Keep your pooch putting his best paw forward! It can be as easy as 1-2-3 to maintain your pup’s paw health in between grooming salon visits.
Keep the Nails Trimmed: Save the clickity-clack for your date-night heels. This tip-tap sound should not be heard as your dog trots down the street. As a rule, your dog’s nails should not touch the ground as they walk. When and how often to trim will depend on your dog’s age, breed and lifestyle; some dogs may need a weekly trim while others can go months without touching the clippers. You should examine your dog’s nails weekly to ensure they do not extend beyond the pad or touch the ground when standing. If claws are allowed to get too long, they can put pressure on the toes and paws, causing pain and ultimately putting strain on your dog’s legs. Long nails are also at risk of splitting and become infected, necessitating veterinary care. Have questions about your pet’s nail trimming needs? Contact our grooming salon and they will be happy to answer any questions you might have.
Brambles, ticks, bits of glass and burs can make their way between your pup’s paw pads, causing pain, discomfort and possibly infection. Most of these items can be picked out with the help of tweezers and maybe a magnifying glass. Regularly checking between your dog’s toes and around their paw pads can reduce the risk of serious injury and infection. After long hikes, trips to the beach and romps in the river are always good times to give your pup’s paws a little extra attention.
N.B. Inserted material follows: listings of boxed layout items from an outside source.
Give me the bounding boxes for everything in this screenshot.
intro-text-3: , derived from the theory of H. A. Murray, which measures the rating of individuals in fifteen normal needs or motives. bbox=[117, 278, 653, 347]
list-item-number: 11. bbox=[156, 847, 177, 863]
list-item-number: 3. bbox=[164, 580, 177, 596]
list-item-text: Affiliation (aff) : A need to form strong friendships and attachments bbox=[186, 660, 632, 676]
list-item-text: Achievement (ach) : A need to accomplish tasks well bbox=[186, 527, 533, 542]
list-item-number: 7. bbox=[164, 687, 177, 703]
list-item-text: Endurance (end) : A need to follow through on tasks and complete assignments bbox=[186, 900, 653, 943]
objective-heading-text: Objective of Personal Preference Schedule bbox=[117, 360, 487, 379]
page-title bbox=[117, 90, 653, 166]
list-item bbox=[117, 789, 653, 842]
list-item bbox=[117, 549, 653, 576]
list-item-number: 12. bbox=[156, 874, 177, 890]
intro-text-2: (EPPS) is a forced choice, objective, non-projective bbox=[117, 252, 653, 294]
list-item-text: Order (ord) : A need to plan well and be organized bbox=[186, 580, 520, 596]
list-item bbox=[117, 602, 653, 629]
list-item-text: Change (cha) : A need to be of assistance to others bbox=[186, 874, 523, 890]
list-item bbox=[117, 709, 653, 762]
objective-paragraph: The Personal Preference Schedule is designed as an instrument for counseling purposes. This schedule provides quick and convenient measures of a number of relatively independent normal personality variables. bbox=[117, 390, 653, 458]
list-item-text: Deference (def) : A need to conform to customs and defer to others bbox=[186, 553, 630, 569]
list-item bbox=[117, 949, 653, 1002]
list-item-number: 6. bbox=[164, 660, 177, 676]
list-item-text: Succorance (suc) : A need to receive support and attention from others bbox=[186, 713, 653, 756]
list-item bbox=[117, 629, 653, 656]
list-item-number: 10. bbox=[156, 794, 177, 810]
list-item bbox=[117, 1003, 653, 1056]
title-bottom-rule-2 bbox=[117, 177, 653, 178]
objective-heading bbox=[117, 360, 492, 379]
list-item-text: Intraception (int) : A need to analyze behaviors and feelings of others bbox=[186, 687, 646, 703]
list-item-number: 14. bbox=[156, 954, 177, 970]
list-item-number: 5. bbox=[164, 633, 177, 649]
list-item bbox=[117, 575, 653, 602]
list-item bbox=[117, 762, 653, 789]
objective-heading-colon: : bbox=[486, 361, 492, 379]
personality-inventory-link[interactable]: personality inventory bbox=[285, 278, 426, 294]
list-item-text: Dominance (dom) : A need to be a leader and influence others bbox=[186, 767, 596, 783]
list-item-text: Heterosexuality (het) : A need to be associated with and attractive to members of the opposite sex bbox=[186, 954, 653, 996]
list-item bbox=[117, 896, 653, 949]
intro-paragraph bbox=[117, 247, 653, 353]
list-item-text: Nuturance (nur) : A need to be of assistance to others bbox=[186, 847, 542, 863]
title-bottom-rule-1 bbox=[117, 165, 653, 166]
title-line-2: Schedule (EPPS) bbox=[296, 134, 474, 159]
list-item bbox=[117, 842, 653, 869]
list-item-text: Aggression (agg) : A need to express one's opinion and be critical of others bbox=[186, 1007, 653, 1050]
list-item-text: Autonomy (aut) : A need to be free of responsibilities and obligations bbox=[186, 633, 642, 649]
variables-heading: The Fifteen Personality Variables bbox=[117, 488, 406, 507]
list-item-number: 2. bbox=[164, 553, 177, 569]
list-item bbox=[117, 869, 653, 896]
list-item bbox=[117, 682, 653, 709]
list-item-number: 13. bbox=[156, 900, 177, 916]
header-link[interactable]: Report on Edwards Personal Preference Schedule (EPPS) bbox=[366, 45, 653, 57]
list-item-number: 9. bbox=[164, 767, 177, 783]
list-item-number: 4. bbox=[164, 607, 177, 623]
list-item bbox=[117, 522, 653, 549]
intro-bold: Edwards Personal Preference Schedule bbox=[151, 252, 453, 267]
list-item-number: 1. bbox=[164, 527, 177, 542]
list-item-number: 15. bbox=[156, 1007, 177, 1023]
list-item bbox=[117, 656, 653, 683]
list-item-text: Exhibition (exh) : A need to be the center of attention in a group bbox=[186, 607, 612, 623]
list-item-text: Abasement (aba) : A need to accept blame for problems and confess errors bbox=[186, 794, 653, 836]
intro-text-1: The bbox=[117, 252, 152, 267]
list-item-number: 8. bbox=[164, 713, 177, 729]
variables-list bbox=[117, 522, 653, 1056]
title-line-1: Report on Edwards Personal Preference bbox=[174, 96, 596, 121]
For our other summer weather grooming tips, click here.
Mind the Pads:
Just like the soles of your feet, your dog’s paw pads can become sensitive, chafed and/or cracked from overuse on rough surfaces or exposure to hot or cold temperatures. In our article from last month on summer weather perils for your pet, we discussed the dangers of hot surfaces, but winter weather can wreck havoc on your pet’s paws too. Cold, dry weather can make them more susceptible to cracking, and exposure to road salt and other ice-melting chemicals can irritate skin. It is always a good idea to wash your pup’s paws frequently when they come in from the outdoors, while giving them a look over to inspect for wounds, burns, blisters or irritation. Additionally, remember that if it is uncomfortable for you to go barefoot on a surface, it is possible your dog is uncomfortable as well.
Keeping this three-item check list for paw health in mind will go a long way to keeping your dog strolling along on the right paw.